Question

Calculate the conductivity in $(1\times {10}^{-7}S{m}^{-2}\text{unit})$ of a solution prepared by dissolving ${10}^{-7}$ mol of $AgN{O}_3$ in litre of saturated aqueous solution of AgBr.
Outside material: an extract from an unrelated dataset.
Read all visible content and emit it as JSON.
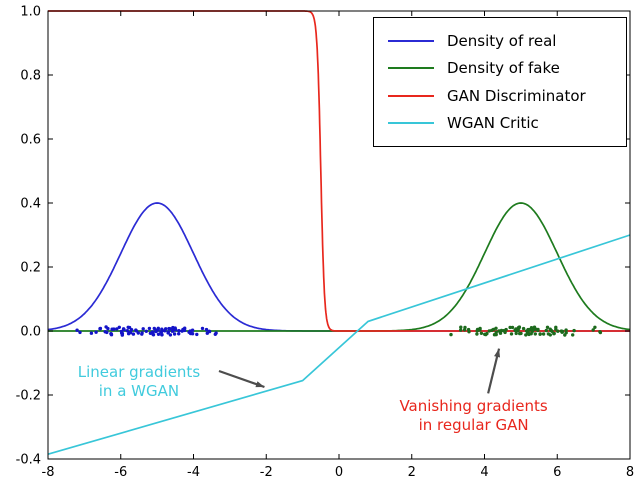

Given $K_{sp}$ of $AgBr=12\times {10}^{-14}$ and ${\lambda }_{A{g}^{+}}^o,{\lambda }_{B{r}^{-}}^o$ and ${\lambda }_{N{O}_3^{-}}^o$ are $6\times {10}^{-3},8\times {10}^{-3}$ and $7\times {10}^{-3}S{m}^{2}mo{l}^{-1}$ respectively. Neglect the contribution of solvent

Answer 1

Solubililty of AgBr(s) in presence of ${10}^{-7}$ mole of $AgN{O}_3$ solution can be obtained by
$K_{sp}=\left[A{g}^{+}\right]\left[B{r}^{-}\right]$
$12\times {10}^{-14}=[S+{10}^{-7}]\left[S\right]$
$S^2+{10}^{-7}S-12\times {10}^{-14}=0$
$\therefore S=3\times {10}^{-7}M$
or $\left[A{g}^{+}\right]=3\times {10}^{-7}+{10}^{-7}=4\times {10}^{-7}M$
$\left[B{r}^{-}\right]=3\times {10}^{-7}M$
$\left[N{O}_3^{-}\right]=1\times {10}^{-7}M$
Now, $k=\frac{A^o\times M}{1000}(A^o$ in $S{m}^{2}mo{l}^{-1}=A\times {10}^{4}Sc{m}^{2}mo{l}^{-1})$
$k_{A{g}^{+}}=\frac{6\times {10}^{-3}\times {10}^4\times 4\times {10}^{-7}}{1000}=24\times {10}^{-9}Sc{m}^{-1}$
$k_{B{r}^{-}}=\frac{8\times {10}^{-3}\times {10}^4\times 3\times {10}^{-7}}{1000}=24\times {10}^{-9}Sc{m}^{-1}$
$k_{N{O}_3^{-}}=\frac{7\times {10}^{-3}\times {10}^4\times {10}^{-7}}{1000}=7\times {10}^{-9}Sc{m}^{-1}$
$\therefore k_{total}=k_{A{g}^{+}}+k_{B{r}^{-}}+k_{N{O}_3^{-}}$
$=24\times {10}^{-9}+24\times {10}^{-9}+7\times {10}^{-9}$
$=55\times {10}^{-9}Sc{m}^{-1}=55\times {10}^{-7}S{m}^{-1}$
$=55$ (in the given unit)
Hence the conductivity of the solution is $55\times {10}^{-7}S{m}^{-2}$.